Le DTMA, ou Della Toffola Macération Accélérateur, a été testé lors des dernières vendanges par la cave coopérative La Languedocienne et ses vignerons à Argeliers, dans l’Aude, sur l’atelier de vinification des vins rouges. Verdict.

Le raisin passe à travers le DTMA lors du pompage de la vendange en sortie de conquet. Les couteaux composant le DTMA vont alors provoquer une dilacération superficielle de la pellicule.
© M. LECLERCQ

Le DTMA est présenté par la firme italienne comme une « technologie exclusive qui change les processus de vinification  ». Son rôle est d’optimiser l’extraction des composés phénoliques, principalement les anthocyanes et les tanins, afin de réduire les temps de macération. Il est adapté à la vinification des raisins rouges et blancs. Les essais menés en 2017 en Australie ont dévoilé un gain de temps de l’ordre de 50 % lors de cette étape cruciale, sans dégradation de la qualité organoleptique des vins et sans impact sur les cinétiques de fermentation. Pour Mathieu Candelon, œnologue et responsable commercial chez Della Toffola France, le grand intérêt de l’outil repose sur la simplification de la logistique au moment des vendanges, grâce à une diminution des temps d’occupation de la cuverie.

Gagner du temps et de la place au plus fort des vendanges

Le DTMA s’intègre dans un montage en ligne en sortie de conquet de réception. Plusieurs modèles existent, de dimensions variables en fonction du débit, qui varie de 10 à 40 t/h. « La machine est constituée de disques qui tournent l’un en face de l’autre sans se toucher, entraînant une dilacération superficielle de la pellicule  », indique Mathieu Candelon. Le jus est ainsi libéré, ce qui augmente la surface de contact avec la pellicule, favorisant l’extraction. Lorsque l’œnologue la juge optimale, en fonction des dégustations, il peut choisir d’anticiper le décuvage et terminer la fermentation alcoolique des moûts rouges en phase liquide. En blanc, le DTMA permet d’anticiper le pressurage. L’outil fonctionne de façon autonome et est alimenté par une pompe. Il est par ailleurs doté d’un écran tactile pour la mise en route et le réglage des paramètres.
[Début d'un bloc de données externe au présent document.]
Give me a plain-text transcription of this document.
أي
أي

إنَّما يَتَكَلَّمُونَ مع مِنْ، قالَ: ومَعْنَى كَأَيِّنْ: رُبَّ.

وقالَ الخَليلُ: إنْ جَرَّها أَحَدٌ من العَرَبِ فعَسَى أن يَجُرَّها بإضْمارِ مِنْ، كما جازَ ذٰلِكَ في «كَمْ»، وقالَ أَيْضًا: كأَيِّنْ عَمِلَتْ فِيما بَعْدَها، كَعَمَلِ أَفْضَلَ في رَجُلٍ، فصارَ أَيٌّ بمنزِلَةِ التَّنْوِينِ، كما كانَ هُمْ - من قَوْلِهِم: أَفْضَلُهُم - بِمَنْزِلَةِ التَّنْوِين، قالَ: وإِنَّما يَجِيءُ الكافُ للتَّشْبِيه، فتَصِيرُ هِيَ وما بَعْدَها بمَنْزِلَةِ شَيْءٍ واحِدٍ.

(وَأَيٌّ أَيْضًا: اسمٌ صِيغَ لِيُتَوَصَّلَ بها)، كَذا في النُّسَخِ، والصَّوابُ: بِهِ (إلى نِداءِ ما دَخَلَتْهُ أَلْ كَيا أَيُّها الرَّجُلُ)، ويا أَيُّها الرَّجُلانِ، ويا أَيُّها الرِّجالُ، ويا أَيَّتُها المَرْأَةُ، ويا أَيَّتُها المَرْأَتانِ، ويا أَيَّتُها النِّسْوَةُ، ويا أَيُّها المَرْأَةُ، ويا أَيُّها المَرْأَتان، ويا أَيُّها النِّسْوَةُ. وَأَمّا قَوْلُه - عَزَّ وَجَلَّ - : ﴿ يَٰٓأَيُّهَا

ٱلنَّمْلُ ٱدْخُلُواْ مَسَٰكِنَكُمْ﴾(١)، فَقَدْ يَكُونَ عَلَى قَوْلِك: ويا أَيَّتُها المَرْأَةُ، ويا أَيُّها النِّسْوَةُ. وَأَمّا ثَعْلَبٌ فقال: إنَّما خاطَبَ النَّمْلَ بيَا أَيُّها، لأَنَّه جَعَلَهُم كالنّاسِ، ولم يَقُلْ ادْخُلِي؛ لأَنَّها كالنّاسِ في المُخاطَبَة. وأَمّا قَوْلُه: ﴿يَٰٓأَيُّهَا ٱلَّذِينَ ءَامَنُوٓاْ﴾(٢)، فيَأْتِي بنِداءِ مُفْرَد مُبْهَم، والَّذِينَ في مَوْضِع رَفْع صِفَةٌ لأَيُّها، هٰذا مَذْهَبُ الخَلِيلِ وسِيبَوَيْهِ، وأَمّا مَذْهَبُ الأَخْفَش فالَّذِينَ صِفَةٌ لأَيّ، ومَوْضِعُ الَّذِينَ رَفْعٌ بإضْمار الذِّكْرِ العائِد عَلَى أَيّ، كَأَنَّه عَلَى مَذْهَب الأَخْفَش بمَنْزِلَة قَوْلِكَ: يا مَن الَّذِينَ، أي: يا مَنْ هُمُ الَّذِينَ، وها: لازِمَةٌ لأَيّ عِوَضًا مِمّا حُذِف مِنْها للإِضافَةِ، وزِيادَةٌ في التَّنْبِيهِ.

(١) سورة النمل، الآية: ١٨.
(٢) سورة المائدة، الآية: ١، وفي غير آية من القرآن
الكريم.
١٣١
Des essais en vinification traditionnelle et thermovinification

En France, les premiers essais avec le DTMA ont eu lieu lors des vendanges 2018, à la cave coopérative La Languedocienne et ses vignerons dirigée par Sébastien Tomasoni. « Nous avons deux problématiques pour l’élaboration de nos cuvées rouges  », explique-t-il.  L’une est d’ordre logistique et concerne les vinifications traditionnelles. « Avec le réchauffement climatique nous n’avons plus beaucoup de décalage de maturité entre les syrahs et les cabernets sauvignon. La cuverie est occupée pendant les macérations et nous n’avons rapidement plus de place pour rentrer les raisins  », déclare-t-il. L’autre, est principalement d’ordre sensoriel et concerne la thermovinification, qui n’est pas équipée de la flash-détente. « Malgré des maturités avancées, nous ne parvenons pas à extraire suffisamment de tanins et à obtenir des niveaux satisfaisants en termes de structure. Le DTMA peut être un moyen d’aller plus loin dans l’extraction pelliculaire sans allonger le temps de macération », ajoute-t-il. Sur le plan logistique, avec près de 1000 tonnes de raisins qui rentrent par jour au pic des vendanges, une préfermentaire à chaud, même de quelques heures, est inenvisageable au regard des caractéristiques de la cave. La firme italienne a donc prêté deux DTMA à la cave coopérative La Languedocienne et ses vignerons. Des barrières techniques n’ont pas permis d’installer le DTMA en ligne directement en sortie d’égrappoir. « On peut brancher des tuyaux de 70 ou 80 mm sur leur machine, or, en sortie de conquet nos tuyaux sont plutôt de 150 mm.  » En vinification traditionnelle, il a donc lancé un remontage de 2h en phase préfermentaire passant par un DTMA débitant à 12 t/h. Pour la thermovinification, il a réalisé le même montage avec un DTMA débitant à 25 t/h sur ses cuves tampons, soit un remontage de 4h avant chauffage des raisins.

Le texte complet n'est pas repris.